I was half way through slathering lime-accented mayonnaise on my ham sandwich around noon on Saturday when I looked out the kitchen door to see --
In Salem, I doubt I have ever seen a machete-wielding man climbing a coconut tree. Because we have a certain dearth of coconut trees there.
Here, the coconut trimmer is a common sight. His role is two-fold: to trim excess palm fronds and to harvest coconuts before they become head-bashing missiles. I have had several close calls with flying coconuts during my prior visits to Mexico.
But this is the first time I had a loge seat for the performance.
He climbs the tree using only his hands and feet. And then wields his machete with deadly precision. And, remember: I took the photograph from the second story. It is a healthy (or unhealthy, if unplanned) drop to the ground.
I wanted to take some more photographs. But he knew I was watching, and, once again, I felt awkward about taking photographs of people working. It still feels like an intrusion to me.
But I thought those of you up north may be interested in one of the daily sights that makes the tropics interesting.
When I started posting from Mexico in mid-April, one of our blogger colleagues requested that I not waste time by posting information that old hands in Mexico already know.
I have repeatedly violated that advice (this post being a prime example) -- for at least two reasons.
The first is obvious. I am going to have a tendency to write about things that interest me. And, if it is new to me, I will probably share it.

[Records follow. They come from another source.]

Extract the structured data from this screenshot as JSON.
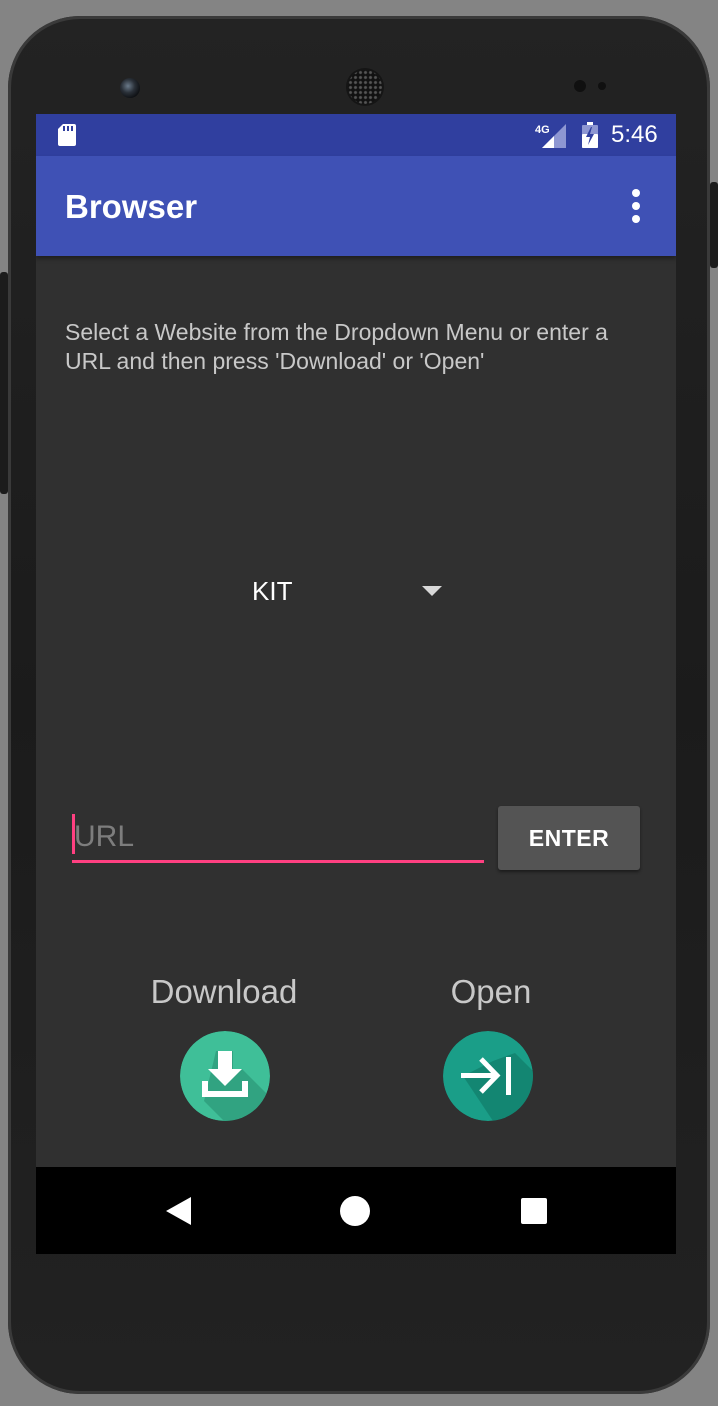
{
  "status_bar": {
    "time": "5:46",
    "network": "4G",
    "icons": [
      "sd-card-icon",
      "signal-icon",
      "battery-icon"
    ]
  },
  "app_bar": {
    "title": "Browser",
    "overflow_icon": "more-vert-icon"
  },
  "main": {
    "instructions": "Select a Website from the Dropdown Menu or enter a URL and then press 'Download' or 'Open'",
    "website_spinner": {
      "selected": "KIT"
    },
    "url_input": {
      "value": "",
      "placeholder": "URL"
    },
    "enter_label": "ENTER",
    "download_label": "Download",
    "open_label": "Open"
  },
  "nav_bar": {
    "icons": [
      "back-icon",
      "home-icon",
      "recents-icon"
    ]
  },
  "colors": {
    "status_bar": "#303f9f",
    "app_bar": "#3f51b5",
    "background": "#303030",
    "accent": "#ff4081",
    "download_fab": "#3fbf98",
    "open_fab": "#1a9e88"
  }
}
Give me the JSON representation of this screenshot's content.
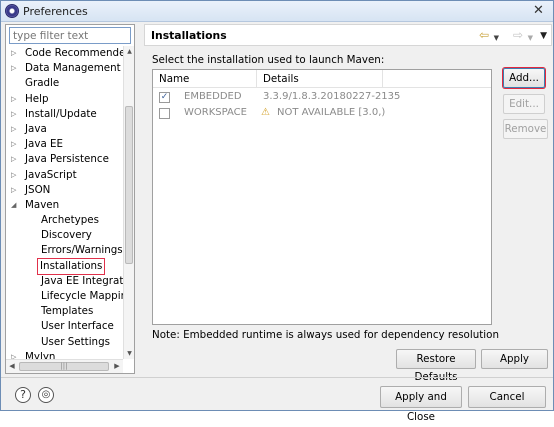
{
  "window": {
    "title": "Preferences",
    "close_glyph": "✕"
  },
  "sidebar": {
    "filter_placeholder": "type filter text",
    "items": [
      {
        "label": "Code Recommenders",
        "arrow": "▷"
      },
      {
        "label": "Data Management",
        "arrow": "▷"
      },
      {
        "label": "Gradle",
        "arrow": ""
      },
      {
        "label": "Help",
        "arrow": "▷"
      },
      {
        "label": "Install/Update",
        "arrow": "▷"
      },
      {
        "label": "Java",
        "arrow": "▷"
      },
      {
        "label": "Java EE",
        "arrow": "▷"
      },
      {
        "label": "Java Persistence",
        "arrow": "▷"
      },
      {
        "label": "JavaScript",
        "arrow": "▷"
      },
      {
        "label": "JSON",
        "arrow": "▷"
      },
      {
        "label": "Maven",
        "arrow": "◢"
      },
      {
        "label": "Archetypes",
        "arrow": ""
      },
      {
        "label": "Discovery",
        "arrow": ""
      },
      {
        "label": "Errors/Warnings",
        "arrow": ""
      },
      {
        "label": "Installations",
        "arrow": ""
      },
      {
        "label": "Java EE Integration",
        "arrow": ""
      },
      {
        "label": "Lifecycle Mapping",
        "arrow": ""
      },
      {
        "label": "Templates",
        "arrow": ""
      },
      {
        "label": "User Interface",
        "arrow": ""
      },
      {
        "label": "User Settings",
        "arrow": ""
      },
      {
        "label": "Mylyn",
        "arrow": "▷"
      }
    ],
    "scroll_up": "▲",
    "scroll_down": "▼",
    "scroll_left": "◀",
    "scroll_right": "▶",
    "hthumb_grip": "|||"
  },
  "page": {
    "title": "Installations",
    "nav": {
      "back": "⇦",
      "forward": "⇨",
      "dropdown": "▼",
      "menu": "▼"
    },
    "subtitle": "Select the installation used to launch Maven:",
    "table": {
      "columns": [
        "Name",
        "Details"
      ],
      "rows": [
        {
          "checked": "✓",
          "name": "EMBEDDED",
          "details": "3.3.9/1.8.3.20180227-2135"
        },
        {
          "checked": "",
          "warn": "⚠",
          "name": "WORKSPACE",
          "details": "NOT AVAILABLE [3.0,)"
        }
      ]
    },
    "buttons": {
      "add": "Add...",
      "edit": "Edit...",
      "remove": "Remove"
    },
    "note": "Note: Embedded runtime is always used for dependency resolution",
    "restore_defaults": "Restore Defaults",
    "apply": "Apply"
  },
  "footer": {
    "help_glyph": "?",
    "import_glyph": "◎",
    "apply_close": "Apply and Close",
    "cancel": "Cancel"
  },
  "colors": {
    "highlight": "#e0304a",
    "focus": "#3c7fb1"
  }
}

The second follows from the first. Even though I thoroughly enjoy reading the blogs of expatriate pioneers who have hewn an electronic trail through the wilderness, most of the people who read this blog will never have the joy of living in Mexico. And, I suspect, moments like this are every bit as interesting to them as an editorial on Mexican political parties. (A topic I still need to tackle.)
The coconut trimmer was a quick moment in my Mexican adventure. During the coming week, I want to share a few more of those moments and some thoughts about living in Mexico.